98 Oxford Road is a ghost building complete with weeds in the doorway and peeling poster for Cottles Circus long since left town. They’re digging up the old gas mains and laying new pipes over the road. I lean on the barrier and chat to the workman; "Concrete’s rotten" he says. "Turned up anything interesting?" I ask. "Just some old bottles", and he goes back to the business of scratching his head at the quality of the earth he’s turning.
The Dole Office on Desborough Road is boarded up, rubbish scattered all around. A dedicated archaeologist of the present would study these deposits in the way that prehistoric middens are dissected for clues about the past. But all I can see is an assortment of super-strength lager cans, fag packets, fried chicken boxes and orangey polystyrene take-away containers. Down one side towards the demolition of the gas works there is a little variation with the addition of a computer monitor, two shopping trolleys and a traffic cone, but the collective significance of this is beyond me at this stage of my study. A demographic survey of the various brands of super-strength lager that is consumed across the area could produce some interesting results.

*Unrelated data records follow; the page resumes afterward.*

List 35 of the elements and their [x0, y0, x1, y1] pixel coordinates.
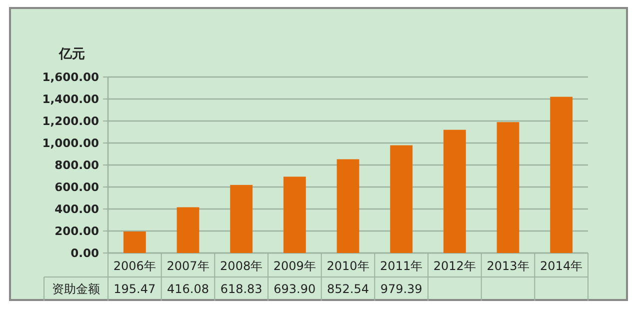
y-tick-label: 800.00	[54, 158, 99, 172]
data-label: 979.39	[380, 282, 422, 296]
y-tick-label: 1,200.00	[42, 114, 99, 128]
y-tick-label: 0.00	[70, 246, 99, 260]
data-label: 693.90	[274, 282, 316, 296]
x-tick-label: 2006年	[113, 259, 156, 273]
y-tick-label: 600.00	[54, 180, 99, 194]
data-label: 195.47	[114, 282, 156, 296]
text: 资助金额	[52, 282, 100, 296]
bar	[550, 96, 573, 253]
data-label: 618.83	[220, 282, 262, 296]
y-tick-label: 200.00	[54, 224, 99, 238]
bar	[230, 184, 253, 253]
x-tick-label: 2014年	[540, 259, 583, 273]
y-tick-label: 400.00	[54, 202, 99, 216]
y-tick-label: 1,600.00	[42, 70, 99, 84]
y-tick-label: 1,000.00	[42, 136, 99, 150]
bar	[123, 232, 146, 253]
x-tick-label: 2011年	[380, 259, 423, 273]
bar	[283, 176, 306, 253]
data-label: 852.54	[327, 282, 369, 296]
x-tick-label: 2008年	[220, 259, 263, 273]
x-tick-label: 2013年	[486, 259, 530, 273]
data-label: 416.08	[167, 282, 209, 296]
bar	[496, 122, 520, 253]
x-tick-label: 2007年	[166, 259, 210, 273]
x-tick-label: 2010年	[326, 259, 370, 273]
bar	[390, 145, 413, 253]
bar	[443, 130, 466, 253]
x-tick-label: 2009年	[273, 259, 316, 273]
bar	[336, 159, 360, 253]
x-tick-label: 2012年	[433, 259, 476, 273]
y-tick-label: 1,400.00	[42, 92, 99, 106]
bar	[176, 207, 200, 253]
y-axis-title: 亿元	[58, 47, 85, 62]
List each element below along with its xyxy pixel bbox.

From Iceland to the Rose and Crown has been wiped out. Fried Food Strip has been consigned to a note on this blog. Scary teenager scavengers haunt the road behind.
I’m filming the demolition work at the old gas works and two workmen shout at me from across the road. I stand my ground but they stomp across to confront me. They’re fed up they say with being photographed. I manage to reassure them by saying that the developer is aware of my study and they calm down. "As long as it’s official I don’t care," one says and they go back to their work.
Later I speak to someone who grew up in Newlands in the thirties, Myrtle Church. Her grandparents were the caretakers of the Zion Baptist Chapel on the corner of Bridge Street where a multiplex cinema is to be built. She never went to the cinema as a child, "It was the devil’s work, you see," her husband David tells me. She says all of the old Newlands is gone except for the gas works. "They knocked it down today" I tell her.
Around the bus station and the Octagon a slight air of paranoia and suspicion hangs in the air. A man in a white shirt speaks into a walky-talky, two coppers in padded fluro jackets stand outside the opticians.
I regroup in The Baker’s Oven in the High Street with tea and doughnut. The tables are inhabited by solitary smoking women. There’s an atmosphere of tranquil despair. The hum of the fridge is comforting. Its feels like a different town to what is happening over at Newlands. Maybe the last stand of the old Wycombe will be here at the Baker’s Oven.